To make the chicken salad:
Put the bay leaves and the chicken broth in a large pot with a lid and bring stock to a simmer. Add the chicken breasts to the pot. Return the broth to a simmer. Cover the pot. Turn off the heat. Let the chicken steep in the stock for 30 minutes to an hour.
While the chicken is cooking, chop the other ingredients – garlic, almonds, onion, asparagus, basil, parsley, roasted bell peppers – and add to a large bowl.

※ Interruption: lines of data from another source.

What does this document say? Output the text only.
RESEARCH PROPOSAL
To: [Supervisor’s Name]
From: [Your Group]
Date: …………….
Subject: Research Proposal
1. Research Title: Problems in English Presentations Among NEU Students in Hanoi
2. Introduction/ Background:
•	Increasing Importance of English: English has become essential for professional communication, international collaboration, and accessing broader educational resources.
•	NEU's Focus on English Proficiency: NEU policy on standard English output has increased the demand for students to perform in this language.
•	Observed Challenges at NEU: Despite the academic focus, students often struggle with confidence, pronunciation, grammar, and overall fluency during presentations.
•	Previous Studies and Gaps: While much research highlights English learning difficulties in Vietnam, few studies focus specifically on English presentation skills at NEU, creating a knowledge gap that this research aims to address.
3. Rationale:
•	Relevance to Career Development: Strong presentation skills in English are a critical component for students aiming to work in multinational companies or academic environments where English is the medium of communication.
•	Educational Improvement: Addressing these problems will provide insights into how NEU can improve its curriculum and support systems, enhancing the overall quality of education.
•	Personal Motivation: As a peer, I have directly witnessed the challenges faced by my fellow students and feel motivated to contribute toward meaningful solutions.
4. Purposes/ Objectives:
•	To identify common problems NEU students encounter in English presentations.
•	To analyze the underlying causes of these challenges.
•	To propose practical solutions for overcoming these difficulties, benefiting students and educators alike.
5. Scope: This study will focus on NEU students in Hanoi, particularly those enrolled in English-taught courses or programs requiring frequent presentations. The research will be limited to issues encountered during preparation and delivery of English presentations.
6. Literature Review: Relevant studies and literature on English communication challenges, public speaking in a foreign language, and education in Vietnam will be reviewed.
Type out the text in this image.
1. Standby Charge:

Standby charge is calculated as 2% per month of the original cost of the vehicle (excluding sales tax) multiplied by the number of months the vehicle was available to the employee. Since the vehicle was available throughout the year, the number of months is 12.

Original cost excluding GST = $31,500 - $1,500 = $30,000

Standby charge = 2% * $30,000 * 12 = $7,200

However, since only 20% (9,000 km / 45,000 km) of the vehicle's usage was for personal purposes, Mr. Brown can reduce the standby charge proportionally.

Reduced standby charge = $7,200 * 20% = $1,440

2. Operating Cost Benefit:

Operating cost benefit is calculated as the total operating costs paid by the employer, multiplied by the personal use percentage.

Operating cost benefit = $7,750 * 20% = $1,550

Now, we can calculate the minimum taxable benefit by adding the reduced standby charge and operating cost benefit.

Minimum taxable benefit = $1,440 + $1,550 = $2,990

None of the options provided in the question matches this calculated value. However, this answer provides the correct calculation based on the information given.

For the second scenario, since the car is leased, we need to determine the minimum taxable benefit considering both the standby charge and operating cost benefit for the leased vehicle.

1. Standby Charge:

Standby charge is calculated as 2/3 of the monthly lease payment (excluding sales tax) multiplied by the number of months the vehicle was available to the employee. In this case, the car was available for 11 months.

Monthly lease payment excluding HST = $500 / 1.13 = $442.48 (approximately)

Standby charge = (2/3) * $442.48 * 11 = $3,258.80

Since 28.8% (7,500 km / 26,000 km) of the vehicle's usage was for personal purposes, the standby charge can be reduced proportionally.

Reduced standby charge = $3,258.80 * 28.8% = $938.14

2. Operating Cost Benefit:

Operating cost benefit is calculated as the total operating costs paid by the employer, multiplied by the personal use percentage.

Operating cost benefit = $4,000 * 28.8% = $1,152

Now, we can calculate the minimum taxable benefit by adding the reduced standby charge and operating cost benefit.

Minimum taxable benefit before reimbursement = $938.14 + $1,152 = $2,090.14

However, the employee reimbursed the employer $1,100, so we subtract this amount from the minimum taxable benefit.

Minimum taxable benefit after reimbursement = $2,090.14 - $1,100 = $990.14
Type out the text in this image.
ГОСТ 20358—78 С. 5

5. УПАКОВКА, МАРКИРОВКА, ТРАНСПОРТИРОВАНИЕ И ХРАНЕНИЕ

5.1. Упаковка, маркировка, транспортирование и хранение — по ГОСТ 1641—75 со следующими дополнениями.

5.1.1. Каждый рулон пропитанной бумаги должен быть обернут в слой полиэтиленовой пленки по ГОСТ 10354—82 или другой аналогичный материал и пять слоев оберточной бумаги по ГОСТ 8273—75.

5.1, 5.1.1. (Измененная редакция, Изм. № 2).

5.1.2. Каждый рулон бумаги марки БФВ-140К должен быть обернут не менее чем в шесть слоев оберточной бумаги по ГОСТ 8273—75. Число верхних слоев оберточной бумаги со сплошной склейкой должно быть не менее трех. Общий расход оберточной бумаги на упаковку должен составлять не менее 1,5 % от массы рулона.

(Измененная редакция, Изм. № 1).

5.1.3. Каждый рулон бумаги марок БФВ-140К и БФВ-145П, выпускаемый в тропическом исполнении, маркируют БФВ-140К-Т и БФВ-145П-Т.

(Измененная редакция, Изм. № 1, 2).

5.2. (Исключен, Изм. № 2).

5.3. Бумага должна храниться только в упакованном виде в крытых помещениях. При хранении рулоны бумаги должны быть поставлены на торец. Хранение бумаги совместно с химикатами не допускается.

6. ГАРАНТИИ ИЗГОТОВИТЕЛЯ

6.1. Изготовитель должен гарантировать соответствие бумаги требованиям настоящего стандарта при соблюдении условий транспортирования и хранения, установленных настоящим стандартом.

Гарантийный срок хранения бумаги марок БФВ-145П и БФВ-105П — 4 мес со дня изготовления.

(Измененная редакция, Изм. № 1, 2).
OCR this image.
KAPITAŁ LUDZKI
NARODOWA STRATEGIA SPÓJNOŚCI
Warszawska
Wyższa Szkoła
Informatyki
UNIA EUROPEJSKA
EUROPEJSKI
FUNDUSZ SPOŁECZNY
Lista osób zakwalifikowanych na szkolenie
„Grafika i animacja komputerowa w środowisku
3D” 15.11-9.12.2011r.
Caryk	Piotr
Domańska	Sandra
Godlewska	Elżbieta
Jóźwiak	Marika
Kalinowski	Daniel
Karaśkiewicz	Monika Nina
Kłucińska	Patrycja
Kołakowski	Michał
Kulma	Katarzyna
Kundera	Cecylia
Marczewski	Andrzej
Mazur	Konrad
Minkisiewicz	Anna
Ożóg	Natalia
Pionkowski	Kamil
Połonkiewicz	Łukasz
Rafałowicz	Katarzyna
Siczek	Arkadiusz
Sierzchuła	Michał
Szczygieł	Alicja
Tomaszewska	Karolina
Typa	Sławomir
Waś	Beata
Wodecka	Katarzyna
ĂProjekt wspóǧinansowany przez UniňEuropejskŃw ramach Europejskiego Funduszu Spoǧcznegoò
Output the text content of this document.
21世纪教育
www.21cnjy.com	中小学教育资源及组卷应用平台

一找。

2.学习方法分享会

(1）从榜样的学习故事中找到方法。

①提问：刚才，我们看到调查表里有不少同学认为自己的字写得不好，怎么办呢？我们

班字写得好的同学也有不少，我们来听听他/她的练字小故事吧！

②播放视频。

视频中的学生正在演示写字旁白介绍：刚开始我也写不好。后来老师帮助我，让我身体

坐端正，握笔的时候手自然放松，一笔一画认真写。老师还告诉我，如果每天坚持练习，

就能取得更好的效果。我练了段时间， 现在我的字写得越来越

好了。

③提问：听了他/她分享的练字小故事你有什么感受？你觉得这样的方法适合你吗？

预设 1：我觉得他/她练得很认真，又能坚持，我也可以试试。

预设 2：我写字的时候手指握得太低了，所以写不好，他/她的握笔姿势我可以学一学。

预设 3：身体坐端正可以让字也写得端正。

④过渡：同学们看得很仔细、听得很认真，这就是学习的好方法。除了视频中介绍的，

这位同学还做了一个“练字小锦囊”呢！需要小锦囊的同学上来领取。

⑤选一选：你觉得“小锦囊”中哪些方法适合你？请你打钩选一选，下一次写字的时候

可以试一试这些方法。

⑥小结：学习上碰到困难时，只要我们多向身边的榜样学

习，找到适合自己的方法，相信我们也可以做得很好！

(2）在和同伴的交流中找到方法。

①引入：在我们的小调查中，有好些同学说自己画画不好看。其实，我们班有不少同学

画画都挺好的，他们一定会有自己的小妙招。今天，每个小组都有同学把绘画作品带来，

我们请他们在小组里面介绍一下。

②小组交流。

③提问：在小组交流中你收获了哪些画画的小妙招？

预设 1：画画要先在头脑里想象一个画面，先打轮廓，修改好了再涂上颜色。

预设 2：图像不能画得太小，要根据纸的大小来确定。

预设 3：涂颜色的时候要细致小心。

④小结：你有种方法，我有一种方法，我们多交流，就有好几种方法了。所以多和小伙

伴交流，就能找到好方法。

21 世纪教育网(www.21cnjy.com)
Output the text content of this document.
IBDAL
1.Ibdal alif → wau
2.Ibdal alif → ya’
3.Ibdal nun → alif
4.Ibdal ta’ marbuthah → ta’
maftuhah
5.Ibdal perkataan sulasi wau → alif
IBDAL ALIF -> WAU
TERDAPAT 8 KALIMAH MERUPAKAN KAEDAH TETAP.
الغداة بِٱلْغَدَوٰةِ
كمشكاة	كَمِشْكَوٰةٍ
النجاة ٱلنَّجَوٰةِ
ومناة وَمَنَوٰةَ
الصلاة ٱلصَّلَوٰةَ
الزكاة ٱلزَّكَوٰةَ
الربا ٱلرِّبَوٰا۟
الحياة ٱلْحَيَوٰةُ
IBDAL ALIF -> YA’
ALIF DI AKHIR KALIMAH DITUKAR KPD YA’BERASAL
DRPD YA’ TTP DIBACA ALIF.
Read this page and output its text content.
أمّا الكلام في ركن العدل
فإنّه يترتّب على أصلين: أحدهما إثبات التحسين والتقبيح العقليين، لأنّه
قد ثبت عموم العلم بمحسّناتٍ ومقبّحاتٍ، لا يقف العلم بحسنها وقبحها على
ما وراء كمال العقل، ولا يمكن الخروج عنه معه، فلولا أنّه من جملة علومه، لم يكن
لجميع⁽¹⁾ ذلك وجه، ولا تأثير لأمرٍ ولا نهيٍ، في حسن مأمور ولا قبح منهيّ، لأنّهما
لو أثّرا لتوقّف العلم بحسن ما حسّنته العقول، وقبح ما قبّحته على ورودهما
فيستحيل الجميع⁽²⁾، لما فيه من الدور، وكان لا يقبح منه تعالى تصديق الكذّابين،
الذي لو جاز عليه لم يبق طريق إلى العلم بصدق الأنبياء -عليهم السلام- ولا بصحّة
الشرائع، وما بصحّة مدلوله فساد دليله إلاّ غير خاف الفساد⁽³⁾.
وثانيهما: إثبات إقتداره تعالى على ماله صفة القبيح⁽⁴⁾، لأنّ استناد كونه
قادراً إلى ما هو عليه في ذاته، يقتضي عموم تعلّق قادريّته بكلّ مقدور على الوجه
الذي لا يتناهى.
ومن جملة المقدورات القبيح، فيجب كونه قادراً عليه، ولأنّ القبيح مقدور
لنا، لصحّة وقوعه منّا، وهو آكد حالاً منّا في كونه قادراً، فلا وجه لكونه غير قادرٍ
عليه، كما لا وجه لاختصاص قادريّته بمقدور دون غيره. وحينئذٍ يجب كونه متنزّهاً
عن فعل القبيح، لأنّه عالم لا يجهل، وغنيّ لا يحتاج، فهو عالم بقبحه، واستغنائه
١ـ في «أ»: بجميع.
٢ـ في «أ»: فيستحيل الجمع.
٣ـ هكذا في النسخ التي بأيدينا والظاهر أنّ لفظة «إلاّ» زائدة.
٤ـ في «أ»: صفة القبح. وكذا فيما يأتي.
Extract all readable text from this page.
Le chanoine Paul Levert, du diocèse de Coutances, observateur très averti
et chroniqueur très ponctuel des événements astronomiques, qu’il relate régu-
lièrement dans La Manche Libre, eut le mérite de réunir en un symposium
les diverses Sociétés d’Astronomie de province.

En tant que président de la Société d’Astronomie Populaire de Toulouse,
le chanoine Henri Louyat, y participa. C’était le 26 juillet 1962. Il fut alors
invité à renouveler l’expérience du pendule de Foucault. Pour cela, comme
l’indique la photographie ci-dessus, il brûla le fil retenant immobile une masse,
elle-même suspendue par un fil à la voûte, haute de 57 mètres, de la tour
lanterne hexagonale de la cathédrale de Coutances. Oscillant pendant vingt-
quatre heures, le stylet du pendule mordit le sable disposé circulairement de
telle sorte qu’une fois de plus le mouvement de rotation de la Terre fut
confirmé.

When the chicken breasts are cooked, remove them from the broth and let them cool. When they are cool enough to handle, shred the chicken breasts into bite-size pieces by hand. Mix the chicken pieces in with the rest of the ingredients.
You can add some "homemade" dressings to it to spice it up...but nothing prepackaged.
These are just a few ideas. I highly recommend the Everyday Paleo Cookbook- by Sarah Fragosa.
The recipes are very simple and delicious!